Second, the crux of these two analogies is that within them any sexual relation is regarded as a power relation.  This is based on the negation of human beings as right-oriented.  The fact is that not all sexual relationships are power relations, when they are spontaneous and there is no force involved.  To acknowledge spontaneous relationships between people is to acknowledge the open horizon of human intellects, which in turn is to acknowledge the connection between humans and God.  In other words, Richard Dawkins would need to acknowledge that by denying God it is he who has been captivated in delusion.

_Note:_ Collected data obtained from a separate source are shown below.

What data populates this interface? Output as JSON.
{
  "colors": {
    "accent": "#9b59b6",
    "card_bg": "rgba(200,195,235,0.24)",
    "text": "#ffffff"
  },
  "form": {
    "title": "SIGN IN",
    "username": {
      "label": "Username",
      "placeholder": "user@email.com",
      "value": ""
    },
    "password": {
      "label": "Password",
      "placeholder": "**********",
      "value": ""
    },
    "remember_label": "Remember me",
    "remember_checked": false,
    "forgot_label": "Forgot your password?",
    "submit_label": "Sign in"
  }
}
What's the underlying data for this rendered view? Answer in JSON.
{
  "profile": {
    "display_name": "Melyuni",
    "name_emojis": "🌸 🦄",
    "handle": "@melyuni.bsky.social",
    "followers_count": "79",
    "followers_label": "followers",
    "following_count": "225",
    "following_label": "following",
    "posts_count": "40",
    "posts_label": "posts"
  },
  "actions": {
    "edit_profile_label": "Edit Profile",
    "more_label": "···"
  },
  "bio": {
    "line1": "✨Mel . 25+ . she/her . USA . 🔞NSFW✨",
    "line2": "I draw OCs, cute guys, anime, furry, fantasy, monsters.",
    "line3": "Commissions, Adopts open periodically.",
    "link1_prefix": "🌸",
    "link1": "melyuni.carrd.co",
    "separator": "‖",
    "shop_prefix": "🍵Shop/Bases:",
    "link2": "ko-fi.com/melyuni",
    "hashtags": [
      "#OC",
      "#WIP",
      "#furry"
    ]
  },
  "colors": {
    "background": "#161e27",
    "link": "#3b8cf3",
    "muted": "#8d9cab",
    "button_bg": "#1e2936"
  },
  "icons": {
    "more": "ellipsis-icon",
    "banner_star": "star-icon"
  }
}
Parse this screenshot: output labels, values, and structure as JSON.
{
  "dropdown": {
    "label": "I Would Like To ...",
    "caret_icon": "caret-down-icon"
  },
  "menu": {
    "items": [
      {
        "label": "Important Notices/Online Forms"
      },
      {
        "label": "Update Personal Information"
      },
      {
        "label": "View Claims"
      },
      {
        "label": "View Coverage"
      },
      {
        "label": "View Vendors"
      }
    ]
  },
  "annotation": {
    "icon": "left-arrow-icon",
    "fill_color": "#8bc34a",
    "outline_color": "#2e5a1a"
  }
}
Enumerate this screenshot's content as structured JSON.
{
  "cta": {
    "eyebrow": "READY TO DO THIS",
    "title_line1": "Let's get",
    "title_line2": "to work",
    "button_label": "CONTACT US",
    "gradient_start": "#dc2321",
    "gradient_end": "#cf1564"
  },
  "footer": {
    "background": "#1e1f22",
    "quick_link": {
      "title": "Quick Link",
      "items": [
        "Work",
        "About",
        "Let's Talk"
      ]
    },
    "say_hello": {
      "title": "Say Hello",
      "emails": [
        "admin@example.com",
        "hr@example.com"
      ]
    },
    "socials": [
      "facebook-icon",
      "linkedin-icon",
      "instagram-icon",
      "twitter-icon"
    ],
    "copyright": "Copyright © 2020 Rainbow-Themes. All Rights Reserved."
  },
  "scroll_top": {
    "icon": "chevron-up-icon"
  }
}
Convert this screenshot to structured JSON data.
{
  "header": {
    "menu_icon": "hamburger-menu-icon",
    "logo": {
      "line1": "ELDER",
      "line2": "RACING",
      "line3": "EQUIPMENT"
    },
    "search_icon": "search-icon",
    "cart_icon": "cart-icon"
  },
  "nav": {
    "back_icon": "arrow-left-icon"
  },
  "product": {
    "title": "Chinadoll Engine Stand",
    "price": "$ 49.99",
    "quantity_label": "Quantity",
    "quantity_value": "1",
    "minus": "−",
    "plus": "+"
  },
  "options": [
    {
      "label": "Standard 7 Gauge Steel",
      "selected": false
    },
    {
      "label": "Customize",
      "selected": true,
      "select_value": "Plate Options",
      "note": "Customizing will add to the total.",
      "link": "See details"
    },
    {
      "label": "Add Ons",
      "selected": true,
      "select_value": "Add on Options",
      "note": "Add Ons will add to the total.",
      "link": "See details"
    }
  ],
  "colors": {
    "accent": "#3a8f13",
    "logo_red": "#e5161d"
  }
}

Third, if we assume that Dawkins’ two examples are closed circuits of bad and worse, even though the “bad” is not “good” there is no option other than to act upon it.  These analogies tell us that the reason for making a “bad” choice is that we want to avoid a “worse” one.  If he wants to convey this meaning to his readers, he does not know that in a closed circuit there is no such a thing as choice and that by choosing [(or rather submitting to)] a “bad” [option], then “worse” and “worst” [ones] also are chosen.  He and all the people who create closed circuits of bad and worse, or who trap themselves in them, ignore the fact that what makes a person commit paedophilic acts or rape is the authentication of power and act through it. It is this characteristic which makes a person violate rights, and as soon as someone submits to the fatalism of power they constrain themselves to a one-way path that moves only from “bad” to “worse” and from there to “worst”.

The fundamental question which our biologist needs to answer is this: If the circuit of the life of living beings was a closed circuit of bad and worse, would they have become living beings at all?

When we eliminate the contradictions, then spontaneous relations ([those of] independence and freedom) become relations in open circuits, and such circuits and relations make life possible.